Entstanden ist darüber eine interdisziplinäre und später auch institutionelle Verzahnung, die der Vorstellung einer „Einheit der Gesellschafts­wissenschaften“ schon ziemlich nahegekommen ist – mit dem Kritischen Rationalismus als letztlich unbefragter Selbstverständlichkeit. Die Besonderheit war (und ist) das Bewusstsein, dass an verschiedenen Stellen und auch deutlichen Spezialisierungen, in der Tat an einem gemeinsamen Projekt gearbeitet wird. Herausgekommen sind, neben vielen richtungs­weisenden Entwicklungen in der sozial­wissenschaft­lichen Methodologie, Theorien und Methoden, eine Reihe von Infrastruktur­einrichtungen, die wie kaum etwas anderes, die Sozial­wissenschaften nicht nur hierzulande, geprägt und nach vorne gebracht haben: GESIS und das SOEP, zum Beispiel, eine Serie von kumulativ angelegten Sonderforschungs­bereichen gerade für die Schnittstellen von Ökonomie, kognitiver Sozialpsychologie und Soziologie, mit denen die aktuellen Entwicklungen inzwischen allgemein beschäftigt sind, gewiss auch das Mannheimer Zentrum für Europäische Sozialforschung, das MZES. Ohne den verlässlichen Grund der Philosophie, dass nichts auf festem Grund steht und man sich nur darum mit den Regeln einer analytisch-empirischen Gesellschafts­wissenschaft bemühen kann, wäre das nicht möglich gewesen. Nur ein Exzellenzcluster hat es dafür nie gegeben. Vielleicht war das auch besser so.

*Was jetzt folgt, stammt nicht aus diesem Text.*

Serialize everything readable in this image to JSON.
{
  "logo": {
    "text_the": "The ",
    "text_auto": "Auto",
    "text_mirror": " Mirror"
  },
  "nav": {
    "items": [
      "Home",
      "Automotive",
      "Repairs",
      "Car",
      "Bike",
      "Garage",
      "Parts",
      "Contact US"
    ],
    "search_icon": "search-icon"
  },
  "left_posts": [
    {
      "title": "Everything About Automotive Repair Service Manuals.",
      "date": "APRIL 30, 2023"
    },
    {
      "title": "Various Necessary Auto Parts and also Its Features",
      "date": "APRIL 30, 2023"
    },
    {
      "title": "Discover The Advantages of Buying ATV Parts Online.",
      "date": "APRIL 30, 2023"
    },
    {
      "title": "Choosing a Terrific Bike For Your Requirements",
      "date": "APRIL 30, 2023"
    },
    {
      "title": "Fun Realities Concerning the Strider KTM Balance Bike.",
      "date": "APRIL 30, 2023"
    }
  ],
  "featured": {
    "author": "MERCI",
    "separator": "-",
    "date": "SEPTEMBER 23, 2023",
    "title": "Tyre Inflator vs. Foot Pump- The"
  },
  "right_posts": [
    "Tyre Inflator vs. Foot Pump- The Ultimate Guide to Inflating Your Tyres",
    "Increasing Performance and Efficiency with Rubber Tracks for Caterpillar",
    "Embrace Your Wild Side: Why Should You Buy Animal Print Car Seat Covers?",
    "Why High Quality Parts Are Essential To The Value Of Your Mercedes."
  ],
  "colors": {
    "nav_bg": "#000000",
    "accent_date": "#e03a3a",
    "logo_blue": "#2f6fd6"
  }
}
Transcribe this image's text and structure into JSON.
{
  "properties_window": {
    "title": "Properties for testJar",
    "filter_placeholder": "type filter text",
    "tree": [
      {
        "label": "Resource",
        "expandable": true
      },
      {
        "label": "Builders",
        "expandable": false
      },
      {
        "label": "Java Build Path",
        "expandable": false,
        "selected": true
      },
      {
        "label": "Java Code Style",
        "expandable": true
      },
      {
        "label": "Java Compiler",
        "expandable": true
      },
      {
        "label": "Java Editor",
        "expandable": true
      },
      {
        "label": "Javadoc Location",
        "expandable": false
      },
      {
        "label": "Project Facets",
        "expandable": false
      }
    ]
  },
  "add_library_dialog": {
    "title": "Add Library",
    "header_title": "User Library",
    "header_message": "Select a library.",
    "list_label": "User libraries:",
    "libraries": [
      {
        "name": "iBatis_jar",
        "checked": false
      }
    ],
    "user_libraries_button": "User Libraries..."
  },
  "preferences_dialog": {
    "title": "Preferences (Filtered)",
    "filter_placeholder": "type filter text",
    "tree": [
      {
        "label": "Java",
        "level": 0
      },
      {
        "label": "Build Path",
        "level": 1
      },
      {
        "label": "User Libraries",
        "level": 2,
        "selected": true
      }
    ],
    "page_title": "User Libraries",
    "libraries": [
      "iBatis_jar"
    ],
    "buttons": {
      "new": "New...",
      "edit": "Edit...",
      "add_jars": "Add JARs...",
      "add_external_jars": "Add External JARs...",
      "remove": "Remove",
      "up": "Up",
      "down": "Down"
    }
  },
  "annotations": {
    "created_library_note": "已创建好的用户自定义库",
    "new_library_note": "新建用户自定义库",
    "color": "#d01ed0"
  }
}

Das waren gewiss besondere Zeiten und Konstellationen, und meist vergeht der Gründergeist recht bald. Es war auch keineswegs immer Einigkeit und Einverständnis, gewiss auch nicht, was die methodologischen Regeln angeht. Die Mannheimer Fakultät war auch inhaltlich nie ein monolithischer Block, und wer es denn wollte, konnte allen Richtungen nachgehen, zumal mit Heidelberg in der Nähe. Als sein Nachfolger auf dem Lehr­stuhl für „Soziologie und Wissenschafts­lehre“ bin ich selbst einmal ins Schussfeld geraten: Hans Albert gingen die Bemühungen um eine Integration auch der hermeneutisch-interpretativen Ansätze in eine erklärende Soziologie dann doch zu weit – und hat mich in einem Kolloquium öffentlich als den Eugen Drewermann der Soziologie bezeichnet – und dann zur Strafe in Alpbach eine Woche mit Luhmann zusammengesperrt.

Den strukturellen Vorteil aus der beschriebenen Konstellation hat die Fakultät allerdings immer behalten: In den Veranstaltungen und Forschungen stützte das, was da vorkam, und sei es als Prüfstein für ihren Sinn in der praktischen Arbeit, die „guten Gründe“ der Wertbasis der methodologischen Vorgaben des Kritischen Rationalismus und allem, was daran hängt. Man müsste es aber eigentlich gleich zu Beginn mitbekommen. Das aber wird, es ist nicht zu leugnen, nicht leichter: In den BA-Studien­gängen ist kaum noch Platz dafür, und angesichts der ja wünschenswerten Mobilität danach, sind viele mit manchen Grundregeln nicht genügend vertraut und finden es womöglich auch lästig angesichts des Zeit- und Produktions­drucks, den es inzwischen gibt. Hans Albert könnte man wohl kein schöneres Geschenk zu seinem Geburtstag bereiten, als die Bemühungen zu unterstützen, die frühe Ausbildung in Wissenschafts­lehre trotz dieser Entwicklungen weiter zu pflegen und hoch zu halten. Wenigstens in Mannheim. Und überall da, wo sein Mannheimer Geist sonst noch weht.